L’enclave espagnole de Ceuta est confrontée à une crise migratoire d’une ampleur exceptionnelle. En l’espace de quelques jours, près de 60 000 migrants ont franchi la frontière entre le Maroc et ce territoire espagnol situé sur la côte nord-africaine, provoquant une situation inédite pour les autorités locales et nationales.
Selon les autorités espagnoles, cette arrivée massive représente un défi majeur pour les capacités d’accueil de Ceuta. Les services de sécurité, les secours et les administrations locales sont fortement mobilisés afin de gérer les conséquences de cet afflux, tandis que plusieurs milliers de personnes continuent d’être prises en charge.
Dans le même temps, les autorités espagnoles indiquent qu’environ 25 000 migrants ont déjà quitté Ceuta pour retourner vers le Maroc, dans le cadre d’opérations menées en coordination avec les autorités marocaines. Malgré ces retours, des dizaines de milliers de personnes demeurent concernées par cette crise, qui constitue la plus importante enregistrée dans l’enclave depuis plusieurs années.
Le Premier ministre espagnol, Pedro Sánchez, s’est rendu sur place pour suivre l’évolution de la situation. Il a qualifié cette arrivée massive de migrants d’« attaque » et de « violation de l’intégrité territoriale de l’Espagne », assurant que son gouvernement prendrait toutes les mesures nécessaires pour rétablir la situation et renforcer le contrôle de la frontière.
La crise a rapidement suscité des réactions au niveau européen. En France, le président Emmanuel Macron a demandé un renforcement des contrôles à la frontière franco-espagnole et a affirmé que la France était prête à apporter son soutien aux autorités espagnoles si celles-ci en faisaient la demande, notamment dans le cadre des mécanismes européens de coopération aux frontières.

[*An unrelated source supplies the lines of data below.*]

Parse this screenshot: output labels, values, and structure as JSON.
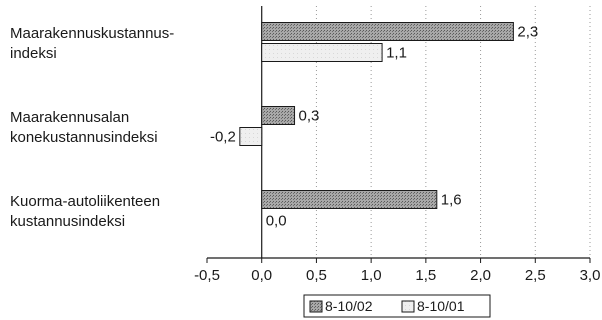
{
  "chart_data": {
    "type": "bar",
    "orientation": "horizontal",
    "categories": [
      [
        "Maarakennuskustannus-",
        "indeksi"
      ],
      [
        "Maarakennusalan",
        "konekustannusindeksi"
      ],
      [
        "Kuorma-autoliikenteen",
        "kustannusindeksi"
      ]
    ],
    "series": [
      {
        "name": "8-10/02",
        "values": [
          2.3,
          0.3,
          1.6
        ],
        "labels": [
          "2,3",
          "0,3",
          "1,6"
        ],
        "color": "#b3b3b3",
        "pattern": "dotted-dark"
      },
      {
        "name": "8-10/01",
        "values": [
          1.1,
          -0.2,
          0.0
        ],
        "labels": [
          "1,1",
          "-0,2",
          "0,0"
        ],
        "color": "#ececec",
        "pattern": "light"
      }
    ],
    "xlim": [
      -0.5,
      3.0
    ],
    "ticks": [
      {
        "value": -0.5,
        "label": "-0,5"
      },
      {
        "value": 0.0,
        "label": "0,0"
      },
      {
        "value": 0.5,
        "label": "0,5"
      },
      {
        "value": 1.0,
        "label": "1,0"
      },
      {
        "value": 1.5,
        "label": "1,5"
      },
      {
        "value": 2.0,
        "label": "2,0"
      },
      {
        "value": 2.5,
        "label": "2,5"
      },
      {
        "value": 3.0,
        "label": "3,0"
      }
    ],
    "grid": "vertical dotted",
    "legend_position": "bottom",
    "title": "",
    "xlabel": "",
    "ylabel": ""
  }
}
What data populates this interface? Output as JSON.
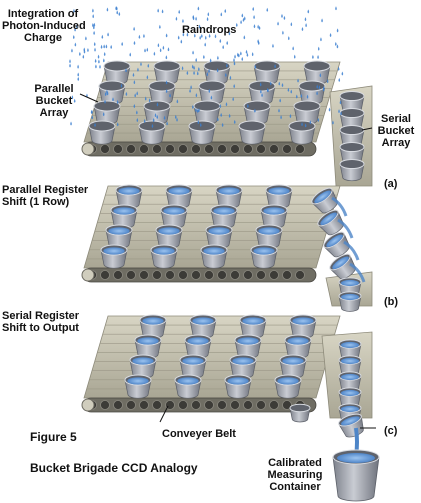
{
  "labels": {
    "integration": [
      "Integration of",
      "Photon-Induced",
      "Charge"
    ],
    "raindrops": "Raindrops",
    "parallel_bucket": [
      "Parallel",
      "Bucket",
      "Array"
    ],
    "serial_bucket": [
      "Serial",
      "Bucket",
      "Array"
    ],
    "panel_a": "(a)",
    "parallel_shift": [
      "Parallel Register",
      "Shift (1 Row)"
    ],
    "panel_b": "(b)",
    "serial_shift": [
      "Serial Register",
      "Shift to Output"
    ],
    "panel_c": "(c)",
    "conveyer": "Conveyer Belt",
    "figure": "Figure 5",
    "title": "Bucket Brigade CCD Analogy",
    "calibrated": [
      "Calibrated",
      "Measuring",
      "Container"
    ]
  },
  "colors": {
    "belt": "#bdbaa8",
    "belt_dark": "#6f6d63",
    "bucket": "#9a9ea8",
    "water": "#4e86c8",
    "rain": "#3b7fd0"
  },
  "icons": [
    "bucket-icon",
    "raindrop-icon",
    "belt-roller-icon"
  ]
}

Plusieurs dirigeants européens ont également réagi à cette situation. Certains responsables politiques ont appelé à un durcissement de la politique migratoire européenne et à un renforcement de la protection des frontières extérieures de l’Union européenne. D’autres ont insisté sur la nécessité d’une réponse coordonnée entre les États membres afin de faire face à cette crise.
Sur le terrain, les autorités marocaines poursuivent leurs opérations de contrôle autour de la ville de Fnideq, située à proximité de Ceuta, afin de limiter les nouveaux départs. Des affrontements ont également été signalés entre des groupes de candidats à l’émigration et les forces de l’ordre marocaines.
Le bilan humain continue de s’alourdir. Plusieurs dizaines de migrants ont perdu la vie en tentant de rejoindre Ceuta, principalement par la mer, faisant de cette crise l’une des plus meurtrières enregistrées dans cette zone ces dernières années.